Stepping Out: A Novel by Catherine Rey (2008)

Stepping Out: A Novel by Catherine ReyStepping Out: A Novel: The new novel by French-Australian author Catherine Rey opens in provincial France in the 1970s, with the eighteen year old protagonist, dressed in borrowed platform shoes and a cape, and with her possessions in a plastic bag, abandoning her home and schooling, to move in with her lover Marco. Two passions fuel her rebellion: rage at the cruelties of family life, particularly those inflicted by and on her mother; and a deep commitment to the act of writing, despite the obstacles imposed by convention, provincial prejudice and the indifference of the literary world.

Enticed by the candy coloured striped cover on the “new books” shelf at the library, I picked this book up without knowing anything about it or the author.
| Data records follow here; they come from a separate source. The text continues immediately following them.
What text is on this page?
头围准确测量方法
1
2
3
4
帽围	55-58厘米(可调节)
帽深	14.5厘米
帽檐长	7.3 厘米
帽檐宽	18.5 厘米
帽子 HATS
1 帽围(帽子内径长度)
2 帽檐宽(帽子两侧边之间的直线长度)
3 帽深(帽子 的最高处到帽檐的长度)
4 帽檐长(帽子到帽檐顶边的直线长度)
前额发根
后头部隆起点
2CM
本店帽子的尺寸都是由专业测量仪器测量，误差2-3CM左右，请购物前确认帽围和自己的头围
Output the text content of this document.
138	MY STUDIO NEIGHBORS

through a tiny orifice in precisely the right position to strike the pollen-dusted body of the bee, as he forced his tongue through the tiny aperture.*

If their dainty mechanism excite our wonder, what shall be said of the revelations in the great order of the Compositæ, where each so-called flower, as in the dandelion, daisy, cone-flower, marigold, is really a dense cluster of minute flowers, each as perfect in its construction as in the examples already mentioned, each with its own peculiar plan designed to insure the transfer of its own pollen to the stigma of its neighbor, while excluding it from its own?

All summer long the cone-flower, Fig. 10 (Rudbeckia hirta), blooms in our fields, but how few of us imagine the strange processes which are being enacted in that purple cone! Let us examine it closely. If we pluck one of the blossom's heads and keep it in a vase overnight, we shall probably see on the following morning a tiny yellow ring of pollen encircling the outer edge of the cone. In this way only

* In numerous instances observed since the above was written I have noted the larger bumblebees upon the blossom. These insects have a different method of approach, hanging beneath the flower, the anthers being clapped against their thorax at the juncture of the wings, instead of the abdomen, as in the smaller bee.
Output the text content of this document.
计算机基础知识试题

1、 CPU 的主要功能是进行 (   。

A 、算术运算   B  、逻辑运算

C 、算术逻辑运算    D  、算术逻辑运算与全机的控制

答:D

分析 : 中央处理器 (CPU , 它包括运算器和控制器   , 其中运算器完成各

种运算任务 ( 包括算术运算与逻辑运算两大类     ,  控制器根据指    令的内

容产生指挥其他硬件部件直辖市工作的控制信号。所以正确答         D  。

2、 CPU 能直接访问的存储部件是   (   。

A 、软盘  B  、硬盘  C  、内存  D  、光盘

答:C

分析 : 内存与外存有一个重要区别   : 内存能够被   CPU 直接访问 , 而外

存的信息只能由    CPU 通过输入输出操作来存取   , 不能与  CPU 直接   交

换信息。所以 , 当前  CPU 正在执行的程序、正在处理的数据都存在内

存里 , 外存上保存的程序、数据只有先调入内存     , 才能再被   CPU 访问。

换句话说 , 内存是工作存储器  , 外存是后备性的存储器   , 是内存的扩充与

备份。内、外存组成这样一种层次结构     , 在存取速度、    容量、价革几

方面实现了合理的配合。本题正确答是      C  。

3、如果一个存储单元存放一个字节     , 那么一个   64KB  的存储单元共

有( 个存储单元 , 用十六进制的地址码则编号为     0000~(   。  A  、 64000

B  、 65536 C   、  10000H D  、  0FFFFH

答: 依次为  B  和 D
It is the story of a young woman who leaves her family to live with her older lover, and then of her struggle to assert her increasingly creatively stifled self in a world which dictated a woman’s place in the family home. It is told by the woman – Catherine, it seems this is a largely autobiographical piece, as many of the books the character publishes are also titles that the author has published, then why subtitle the work “a novel”? – in her fifties of her late teenage years. Most of it doesn’t seem to have any sort of retrospective insight into her actions, it is largely told with the arrogant girlish voice of adolescence. Admittedly, this self-awareness does come to light further on in the novel, but it is rather vague. When she writes about the act of writing and the freedom and deception involved in doing so it is interesting, but the rest of her writing does not live up to this supposed passion for the written word. Rey gets tangled up in concepts of feminism and authorship but her points never quite coalesce to make a coherent argument. She utilizes these heavy concepts without engaging in their true weight, almost like she is making mere mention of them for the sake of giving her work the illusion of depth.

If I look around for meaning, I can’t find it in any of the models presented to me: not in sancrosanct maternity, or social success, or family life, or even in a relationship. So just where is happiness hiding? Only writing comforts, compensates, lulls, offers protection and salvation. Happiness flares up in words.

This book is largely forgettable, no matter how many tragic turns her life takes. I can’t help but wonder if perhaps it is just an awkward translation as much of the prose is riddled with use of cliché and simple language. Memoir or novel,  perhaps it doesn’t matter: one woman’s efforts to overcome the tyranny of family and perceived gender prejudice and succeeding, despite numerous setbacks. Through it all she maintains a steadfast belief in her choices, and her absolute right to be able to make those choices.